La raccolta degli ETP a livello globale è stata pari a 47,4 miliardi di dollari, 33,5 dei quali in prodotti azionari e 12,2 miliardi in prodotti obbligazionari.

22 Settembre 2017 09:40
financialounge -  ETF ETP giappone USA

Ad agosto gli ETP (l’insieme aggregato di ETF, ETC e ETN) azionari USA large cap hanno raccolto 8,6 miliardi di dollari, mentre gli ETP azionari Giappone hanno incamerato 8 miliardi.  È stata questa la sfida al fotofinish più combattuta nel mese estivo sui mercati internazionali che hanno visto affluire su tutti gli ETP a livello mondiale 47,4 miliardi di dollari (che salgono a 419,2 miliardi da inizio anno).

Nella graduatoria top five delle sottoscrizioni mensili, al terzo posto figurano gli ETP corporate bond investment grade (4,2 miliardi), al quarto gli azionari paesi emergenti (3,6 miliardi) e in quinta posizione gli azionari EAFE (3,2 miliardi).

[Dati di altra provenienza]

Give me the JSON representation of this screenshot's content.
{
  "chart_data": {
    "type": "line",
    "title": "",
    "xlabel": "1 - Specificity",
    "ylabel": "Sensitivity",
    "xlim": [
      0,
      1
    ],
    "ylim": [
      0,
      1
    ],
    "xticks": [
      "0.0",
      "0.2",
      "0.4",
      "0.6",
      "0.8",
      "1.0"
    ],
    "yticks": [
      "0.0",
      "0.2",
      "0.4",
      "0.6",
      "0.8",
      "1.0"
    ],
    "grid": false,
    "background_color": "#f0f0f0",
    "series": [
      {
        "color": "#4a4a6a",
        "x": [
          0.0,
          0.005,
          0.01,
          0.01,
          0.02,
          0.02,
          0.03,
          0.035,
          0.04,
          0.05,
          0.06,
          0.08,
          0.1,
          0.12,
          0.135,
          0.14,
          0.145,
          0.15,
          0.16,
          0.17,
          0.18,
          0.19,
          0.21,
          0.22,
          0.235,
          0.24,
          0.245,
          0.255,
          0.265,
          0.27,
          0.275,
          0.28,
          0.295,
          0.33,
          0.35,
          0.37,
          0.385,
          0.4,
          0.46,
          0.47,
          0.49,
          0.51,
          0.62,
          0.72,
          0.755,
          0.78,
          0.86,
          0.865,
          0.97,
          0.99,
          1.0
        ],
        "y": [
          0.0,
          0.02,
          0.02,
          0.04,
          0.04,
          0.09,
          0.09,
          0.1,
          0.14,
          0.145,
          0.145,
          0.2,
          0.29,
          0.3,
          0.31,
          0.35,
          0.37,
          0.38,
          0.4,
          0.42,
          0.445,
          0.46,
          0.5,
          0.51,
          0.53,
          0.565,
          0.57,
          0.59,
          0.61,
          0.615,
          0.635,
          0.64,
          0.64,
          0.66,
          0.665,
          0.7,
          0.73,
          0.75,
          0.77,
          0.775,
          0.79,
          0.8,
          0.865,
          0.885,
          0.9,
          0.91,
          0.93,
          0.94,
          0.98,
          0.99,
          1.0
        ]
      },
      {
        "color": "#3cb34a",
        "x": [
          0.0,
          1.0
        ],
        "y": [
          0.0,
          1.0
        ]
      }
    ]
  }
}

Le cinque categorie di ETP che invece hanno accusato maggiori deflussi mensili sono state quella degli azionari auriferi (-800 milioni), quella degli specializzati sull’argento (-300 milioni), quella azionaria Brasile (-200 milioni), quella degli specializzati sul petrolio (-200 milioni) e quella azionaria Russia (-200 milioni).

A livello aggregato, gli ETP ad indirizzo azionario hanno contabilizzato sottoscrizioni nette mensili per 33,5 miliardi (291,3 miliardi da inizio anno), mentre quelle relative agli ETP a vocazione obbligazionaria si sono fermate a 12,2 miliardi (113,7 miliardi da inizio anno).

Gli ETP specializzati sulle commodity hanno totalizzato flussi netti positivi per 1,1 miliardi essenzialmente per le adesioni agli ETP specializzati sull’oro.

Se dall’inizio di quest’anno si è notata una divergenza di orientamento sull’oro da parte degli investitori statunitensi (piuttosto freddi su questa asset class) rispetto a quelli dell’area EMEA (più inclini ad investirvi), nel mese di agosto i flussi in ingresso sono risultati positivi sia per gli ETP quotati negli Stati Uniti (1,1 miliardi di dollari) che per quelli quotati in Europa (300 milioni): sembra quindi che le crescenti tensioni tra gli Stati Uniti e la Corea del Nord, abbiano indotto anche gli investitori statunitensi a considerare l’oro come bene rifugio.